Nous avons relevé un certain nombre de facteurs absolument critiques. D'abord, le soutien de la direction. C'est-à-dire que le propriétaire de la petite entreprise, ou même le président du conseil d'administration d'une grande société, doit publiquement et clairement déclarer que c'est important. Je peux vous donner un exemple, le président de Syncrude, Eric Newell, a bien indiqué qu'il avait très à coeur, personnellement, comme président-directeur général de la compagnie, de voir réussir ce programme d'alphabétisation dans l'entreprise. Cet engagement est indispensable. Il faut également une participation du mouvement syndical, et une volonté et capacité de la part de l'entreprise de libérer du temps au travail, dans les ateliers, pris sur les heures de travail. Voilà un certain nombre d'éléments absolument critiques pour que le programme d'alphabétisation au travail fonctionne.

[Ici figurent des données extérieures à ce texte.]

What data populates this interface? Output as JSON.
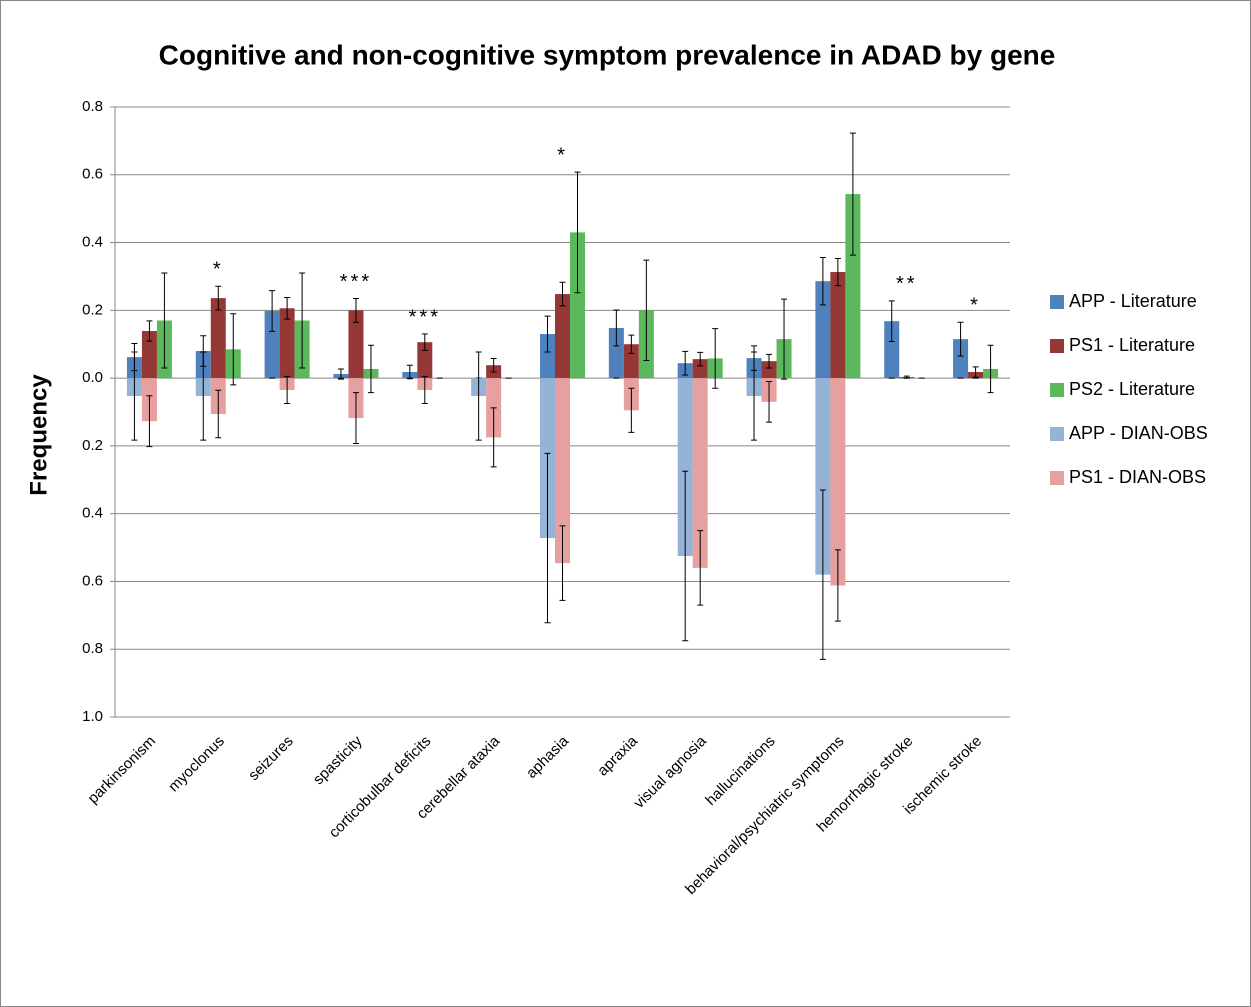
{
  "chart_data": {
    "type": "bar",
    "title": "Cognitive and non-cognitive symptom prevalence in ADAD by gene",
    "ylabel": "Frequency",
    "categories": [
      "parkinsonism",
      "myoclonus",
      "seizures",
      "spasticity",
      "corticobulbar deficits",
      "cerebellar ataxia",
      "aphasia",
      "apraxia",
      "visual agnosia",
      "hallucinations",
      "behavioral/psychiatric symptoms",
      "hemorrhagic stroke",
      "ischemic stroke"
    ],
    "series": [
      {
        "name": "APP - Literature",
        "color": "#4f81bd",
        "values": [
          0.062,
          0.08,
          0.198,
          0.012,
          0.018,
          0,
          0.13,
          0.148,
          0.044,
          0.059,
          0.286,
          0.168,
          0.115
        ],
        "errors": [
          0.04,
          0.045,
          0.06,
          0.015,
          0.02,
          0,
          0.053,
          0.053,
          0.035,
          0.036,
          0.07,
          0.06,
          0.05
        ]
      },
      {
        "name": "PS1 - Literature",
        "color": "#953735",
        "values": [
          0.139,
          0.236,
          0.206,
          0.2,
          0.106,
          0.038,
          0.248,
          0.1,
          0.056,
          0.05,
          0.313,
          0.003,
          0.018
        ],
        "errors": [
          0.03,
          0.035,
          0.032,
          0.035,
          0.024,
          0.02,
          0.035,
          0.027,
          0.02,
          0.02,
          0.04,
          0.003,
          0.015
        ]
      },
      {
        "name": "PS2 - Literature",
        "color": "#5cb85c",
        "values": [
          0.17,
          0.085,
          0.17,
          0.027,
          0,
          0,
          0.43,
          0.2,
          0.058,
          0.115,
          0.543,
          0,
          0.027
        ],
        "errors": [
          0.14,
          0.105,
          0.14,
          0.07,
          0,
          0,
          0.178,
          0.148,
          0.088,
          0.118,
          0.18,
          0,
          0.07
        ]
      },
      {
        "name": "APP - DIAN-OBS",
        "color": "#95b3d7",
        "values": [
          -0.053,
          -0.053,
          0,
          0,
          0,
          -0.053,
          -0.472,
          0,
          -0.525,
          -0.053,
          -0.58,
          0,
          0
        ],
        "errors": [
          0.13,
          0.13,
          0,
          0,
          0,
          0.13,
          0.25,
          0,
          0.25,
          0.13,
          0.25,
          0,
          0
        ]
      },
      {
        "name": "PS1 - DIAN-OBS",
        "color": "#e6a0a0",
        "values": [
          -0.127,
          -0.106,
          -0.035,
          -0.118,
          -0.035,
          -0.175,
          -0.546,
          -0.095,
          -0.56,
          -0.07,
          -0.612,
          0,
          0
        ],
        "errors": [
          0.075,
          0.07,
          0.04,
          0.075,
          0.04,
          0.087,
          0.11,
          0.065,
          0.11,
          0.06,
          0.105,
          0,
          0
        ]
      }
    ],
    "annotations": [
      {
        "category": "myoclonus",
        "text": "*"
      },
      {
        "category": "spasticity",
        "text": "***"
      },
      {
        "category": "corticobulbar deficits",
        "text": "***"
      },
      {
        "category": "aphasia",
        "text": "*"
      },
      {
        "category": "hemorrhagic stroke",
        "text": "**"
      },
      {
        "category": "ischemic stroke",
        "text": "*"
      }
    ],
    "ylim": [
      -1.0,
      0.8
    ],
    "yticks": [
      0.8,
      0.6,
      0.4,
      0.2,
      {
        "value": 0,
        "label": "0.0"
      },
      {
        "value": -0.2,
        "label": "0.2"
      },
      {
        "value": -0.4,
        "label": "0.4"
      },
      {
        "value": -0.6,
        "label": "0.6"
      },
      {
        "value": -0.8,
        "label": "0.8"
      },
      {
        "value": -1.0,
        "label": "1.0"
      }
    ],
    "grid": true,
    "legend": "right"
  }
}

Au Bureau des technologies d'apprentissage, et, comme je l'ai dit, c'est très nouveau, nous essayons de travailler en partenariat, avec, par exemple, les conseils sectoriels, notamment dans le secteur des plastiques. Nous essayons de déterminer les besoins propres à un secteur, afin que les technologies puissent être utilisées de façon efficace.

M. Stephen Loyd, directeur, Bureau des technologies d'apprentissage: Plusieurs conseils sectoriels se sont maintenant penchés sur cette question, et cherchent de nouveaux moyens de faire parvenir une certaine information à leurs employés, sans que ceux-ci aient besoin de quitter le lieu de travail. M. Page a parlé du projet que nous avons monté avec le Conseil sectoriel des plastiques. Voilà des gens qui normalement devraient aller suivre un cours de six semaines dans un collège communautaire. Nous finançons en ce moment une analyse comparative entre les résultats de ces méthodes traditionnelles, et ceux d'une nouvelle méthode, qui fait appel au CD-ROM, avec l'assistance de moniteurs sur le lieu de travail. Nous allons étudier les résultats et les comparer, en incluant un indice de satisfaction pour l'employeur et l'employé. C'est une question qui intéresse beaucoup tous les conseils sectoriels, et ils sont nombreux à essayer de savoir comment ils peuvent incorporer les techniques d'apprentissage de façon économique, avec un résultat satisfaisant. Voilà donc une part importante de notre activité.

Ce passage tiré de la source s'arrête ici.